Perfect Search

August 4, 2009

The Mail & Guardian is not aware of an interesting search company called “Perfect Search”. You can read about the company at http://www.perfectsearchcorp.com and get an inside peek at the firm’s high-speed system in my interview with Ken Ebert, on of Perfect Search’s technologists in the ArnoldIT.com Search Wizards Speak series.

The UK newspaper’s use of “perfect search” has a different spin because the newspaper seems to unaware that there is a company with the phrase used in the story’s headline “Rivals Strive to Topple Google in Quest for the ‘Perfect Search’”. In addition, there is not too much information about rivals. Google right now doesn’t have too many in my opinion. There are “to be” rivals or “hoped for” rivals aplenty. I think that articles like this Guardian effort ehlps increases confusion about search.

The Guardian article  trots out the painful reminder to publishers that Google has “enormous power”. The article points out that Google will run “more than one trillion searches”. Then comes the passage that I found interesting:

But it is also possible that the concept of search may be moving forward so fast that it will outstrip search engines themselves. The explosive growth of social networking services, such as Twitter and Facebook, is taking the concept of search into unknown areas. Both began as ways for friends and acquaintances to share information and news about themselves but then they developed a critical mass. Suddenly Facebook and Twitter became tools that could be searched by their millions of users. Search on Google for a recipe and you will get a relatively random selection. Ask Facebook or Twitter for a recipe and you will get a choice often aimed specifically at you. Nor is it just for trivia.
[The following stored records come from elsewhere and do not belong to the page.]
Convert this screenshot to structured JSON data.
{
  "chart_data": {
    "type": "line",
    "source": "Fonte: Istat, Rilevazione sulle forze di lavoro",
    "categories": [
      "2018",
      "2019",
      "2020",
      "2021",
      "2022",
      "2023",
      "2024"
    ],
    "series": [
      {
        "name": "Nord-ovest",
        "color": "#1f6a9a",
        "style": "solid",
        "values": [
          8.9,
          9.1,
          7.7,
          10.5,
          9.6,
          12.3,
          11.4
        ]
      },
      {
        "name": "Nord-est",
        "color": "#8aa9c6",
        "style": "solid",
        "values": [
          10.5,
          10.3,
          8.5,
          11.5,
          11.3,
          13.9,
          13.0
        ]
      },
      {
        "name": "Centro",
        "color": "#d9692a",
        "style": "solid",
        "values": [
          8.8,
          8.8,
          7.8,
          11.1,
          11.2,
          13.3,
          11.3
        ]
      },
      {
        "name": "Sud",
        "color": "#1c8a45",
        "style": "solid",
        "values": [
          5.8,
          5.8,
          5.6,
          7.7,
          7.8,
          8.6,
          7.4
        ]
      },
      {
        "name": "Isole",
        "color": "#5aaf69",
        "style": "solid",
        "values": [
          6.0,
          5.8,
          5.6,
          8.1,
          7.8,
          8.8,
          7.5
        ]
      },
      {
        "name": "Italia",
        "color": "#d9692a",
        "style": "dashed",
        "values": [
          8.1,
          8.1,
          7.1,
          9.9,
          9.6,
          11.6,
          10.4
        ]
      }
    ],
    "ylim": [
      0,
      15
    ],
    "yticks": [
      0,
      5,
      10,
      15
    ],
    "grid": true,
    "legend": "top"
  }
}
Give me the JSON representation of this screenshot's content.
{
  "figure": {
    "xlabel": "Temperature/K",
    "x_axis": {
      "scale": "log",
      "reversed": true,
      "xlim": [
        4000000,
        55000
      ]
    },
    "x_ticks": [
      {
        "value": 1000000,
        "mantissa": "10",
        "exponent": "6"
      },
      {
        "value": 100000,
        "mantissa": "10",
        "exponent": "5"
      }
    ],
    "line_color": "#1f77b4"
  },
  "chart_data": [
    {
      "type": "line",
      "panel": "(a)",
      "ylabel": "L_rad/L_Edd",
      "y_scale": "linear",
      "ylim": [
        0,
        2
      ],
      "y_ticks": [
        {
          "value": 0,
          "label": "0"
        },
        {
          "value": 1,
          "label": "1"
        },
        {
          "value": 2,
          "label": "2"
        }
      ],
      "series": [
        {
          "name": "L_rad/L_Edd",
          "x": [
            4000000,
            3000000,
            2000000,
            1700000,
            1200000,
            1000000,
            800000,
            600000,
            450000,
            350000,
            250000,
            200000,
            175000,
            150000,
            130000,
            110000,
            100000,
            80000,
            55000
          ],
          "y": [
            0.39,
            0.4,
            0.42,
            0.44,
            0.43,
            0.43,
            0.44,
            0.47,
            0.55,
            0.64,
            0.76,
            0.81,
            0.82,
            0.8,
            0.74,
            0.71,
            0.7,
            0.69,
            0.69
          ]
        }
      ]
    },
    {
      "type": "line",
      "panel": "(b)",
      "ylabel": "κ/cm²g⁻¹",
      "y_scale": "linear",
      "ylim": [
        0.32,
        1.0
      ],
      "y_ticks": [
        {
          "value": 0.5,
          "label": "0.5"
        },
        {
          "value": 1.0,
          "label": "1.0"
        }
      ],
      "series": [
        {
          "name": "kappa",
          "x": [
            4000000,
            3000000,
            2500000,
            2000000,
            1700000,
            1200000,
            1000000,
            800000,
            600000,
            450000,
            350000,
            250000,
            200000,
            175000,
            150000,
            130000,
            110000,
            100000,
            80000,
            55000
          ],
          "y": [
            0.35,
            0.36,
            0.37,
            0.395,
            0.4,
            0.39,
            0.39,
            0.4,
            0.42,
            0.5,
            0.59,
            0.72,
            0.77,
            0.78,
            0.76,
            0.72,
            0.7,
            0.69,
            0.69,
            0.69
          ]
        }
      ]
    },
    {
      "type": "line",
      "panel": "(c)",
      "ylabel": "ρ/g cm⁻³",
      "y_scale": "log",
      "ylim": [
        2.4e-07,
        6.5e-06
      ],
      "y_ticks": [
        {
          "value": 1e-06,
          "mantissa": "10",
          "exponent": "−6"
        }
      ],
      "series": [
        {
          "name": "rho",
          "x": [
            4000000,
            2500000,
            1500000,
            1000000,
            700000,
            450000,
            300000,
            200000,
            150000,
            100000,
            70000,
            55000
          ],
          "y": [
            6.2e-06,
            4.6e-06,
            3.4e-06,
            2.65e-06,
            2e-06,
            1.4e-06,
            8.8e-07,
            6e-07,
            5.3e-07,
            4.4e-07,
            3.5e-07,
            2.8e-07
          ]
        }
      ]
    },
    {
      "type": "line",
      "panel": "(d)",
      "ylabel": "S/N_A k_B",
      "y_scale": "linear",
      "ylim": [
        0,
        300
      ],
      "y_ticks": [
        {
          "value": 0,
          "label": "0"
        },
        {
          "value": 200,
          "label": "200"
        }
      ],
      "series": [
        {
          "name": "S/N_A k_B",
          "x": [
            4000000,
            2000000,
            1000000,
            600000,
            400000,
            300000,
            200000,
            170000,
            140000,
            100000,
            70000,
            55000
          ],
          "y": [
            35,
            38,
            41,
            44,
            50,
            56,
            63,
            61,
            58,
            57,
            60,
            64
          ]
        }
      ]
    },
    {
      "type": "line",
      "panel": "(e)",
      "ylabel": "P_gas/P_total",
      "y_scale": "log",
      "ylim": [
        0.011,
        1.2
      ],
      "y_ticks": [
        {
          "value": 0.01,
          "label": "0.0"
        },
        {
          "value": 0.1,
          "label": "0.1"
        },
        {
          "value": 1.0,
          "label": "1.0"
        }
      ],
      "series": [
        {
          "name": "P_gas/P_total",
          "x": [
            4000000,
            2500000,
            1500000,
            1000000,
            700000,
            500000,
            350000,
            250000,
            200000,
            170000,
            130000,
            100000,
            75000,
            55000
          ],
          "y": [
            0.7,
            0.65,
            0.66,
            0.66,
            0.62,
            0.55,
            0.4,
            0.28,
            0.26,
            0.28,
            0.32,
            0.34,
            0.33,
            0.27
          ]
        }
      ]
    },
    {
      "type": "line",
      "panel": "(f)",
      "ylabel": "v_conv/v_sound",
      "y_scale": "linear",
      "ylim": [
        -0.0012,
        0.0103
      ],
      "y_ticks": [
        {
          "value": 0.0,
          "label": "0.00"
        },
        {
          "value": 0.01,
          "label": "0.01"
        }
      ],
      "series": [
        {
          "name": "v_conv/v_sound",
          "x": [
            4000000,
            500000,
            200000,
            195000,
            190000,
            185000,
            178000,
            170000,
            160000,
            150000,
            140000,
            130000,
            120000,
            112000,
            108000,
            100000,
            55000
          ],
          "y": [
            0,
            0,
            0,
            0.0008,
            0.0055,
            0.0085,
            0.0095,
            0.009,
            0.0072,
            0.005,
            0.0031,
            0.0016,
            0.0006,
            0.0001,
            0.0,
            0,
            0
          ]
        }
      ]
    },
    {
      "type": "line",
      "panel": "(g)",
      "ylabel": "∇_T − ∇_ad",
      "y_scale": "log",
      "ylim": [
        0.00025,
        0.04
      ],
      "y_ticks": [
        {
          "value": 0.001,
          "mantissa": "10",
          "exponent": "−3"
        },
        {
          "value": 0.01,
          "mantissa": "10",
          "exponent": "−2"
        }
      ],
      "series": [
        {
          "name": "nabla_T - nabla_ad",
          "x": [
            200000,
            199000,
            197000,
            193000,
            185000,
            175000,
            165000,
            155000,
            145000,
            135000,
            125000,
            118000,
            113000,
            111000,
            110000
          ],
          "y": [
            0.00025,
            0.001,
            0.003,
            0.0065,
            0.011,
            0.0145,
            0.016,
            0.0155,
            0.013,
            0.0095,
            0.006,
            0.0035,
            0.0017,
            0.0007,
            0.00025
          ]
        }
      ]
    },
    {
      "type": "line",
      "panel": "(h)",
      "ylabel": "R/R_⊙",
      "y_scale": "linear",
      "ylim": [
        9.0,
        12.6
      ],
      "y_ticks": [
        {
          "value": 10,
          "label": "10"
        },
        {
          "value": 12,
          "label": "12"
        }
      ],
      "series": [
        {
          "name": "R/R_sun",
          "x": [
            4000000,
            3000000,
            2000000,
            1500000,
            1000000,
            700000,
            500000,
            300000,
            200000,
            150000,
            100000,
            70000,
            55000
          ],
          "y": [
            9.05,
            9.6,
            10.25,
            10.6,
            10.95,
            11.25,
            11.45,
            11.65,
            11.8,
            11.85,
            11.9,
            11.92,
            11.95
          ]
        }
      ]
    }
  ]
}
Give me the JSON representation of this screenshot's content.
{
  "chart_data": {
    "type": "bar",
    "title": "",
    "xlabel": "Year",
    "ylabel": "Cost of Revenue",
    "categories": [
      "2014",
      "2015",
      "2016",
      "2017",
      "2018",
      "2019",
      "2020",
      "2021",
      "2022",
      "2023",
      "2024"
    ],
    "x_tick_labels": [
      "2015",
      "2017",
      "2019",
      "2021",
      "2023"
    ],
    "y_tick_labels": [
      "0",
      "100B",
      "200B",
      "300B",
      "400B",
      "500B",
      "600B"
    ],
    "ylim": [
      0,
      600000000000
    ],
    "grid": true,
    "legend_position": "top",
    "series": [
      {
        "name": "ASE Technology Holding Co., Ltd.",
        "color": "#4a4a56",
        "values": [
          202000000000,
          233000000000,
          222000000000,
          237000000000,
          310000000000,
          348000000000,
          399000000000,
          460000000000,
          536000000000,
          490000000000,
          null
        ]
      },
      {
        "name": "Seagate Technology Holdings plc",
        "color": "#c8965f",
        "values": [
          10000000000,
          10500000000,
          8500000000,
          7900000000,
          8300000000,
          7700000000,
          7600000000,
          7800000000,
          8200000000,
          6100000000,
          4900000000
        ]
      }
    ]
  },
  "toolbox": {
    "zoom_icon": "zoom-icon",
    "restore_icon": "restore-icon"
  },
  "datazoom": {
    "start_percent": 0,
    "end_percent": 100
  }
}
In the recent political turmoil in Iran, Twitter became a vital tool for organising and releasing information about the violent post-election crackdown. If you wanted the latest news from Iran, it was Twitter that you turned to as well. Twitter had showed itself perfectly able to channel people’s most profound desires: in this case, political freedom of expression. You can plan a revolution with Twitter.

In my opinion, this passage makes clear that Google in particular and online change in general is why newspapers, magazines, and books in hard copy form are clueless. Instead of adapting, as this Guardian article makes clear, the reporter explains a change. Yet muddles what has happened, why the change has taken place, and what the wave of changed has washed up on the digital beach as deadwood.

The article concludes with a question: Perhaps not even Google knows exactly what the world will look like. Yet.”

No kidding. Google is an example of adaptive intelligence, exactly the type of business behavior that traditional media does not understand and, therefore, describes in confusing, often misleading ways. Google surfs digital trends and even makes some waves itself. Traditional newspapers, like this article, describe the snow falling around the grass eating dinosaurs as the Ice Age approaches.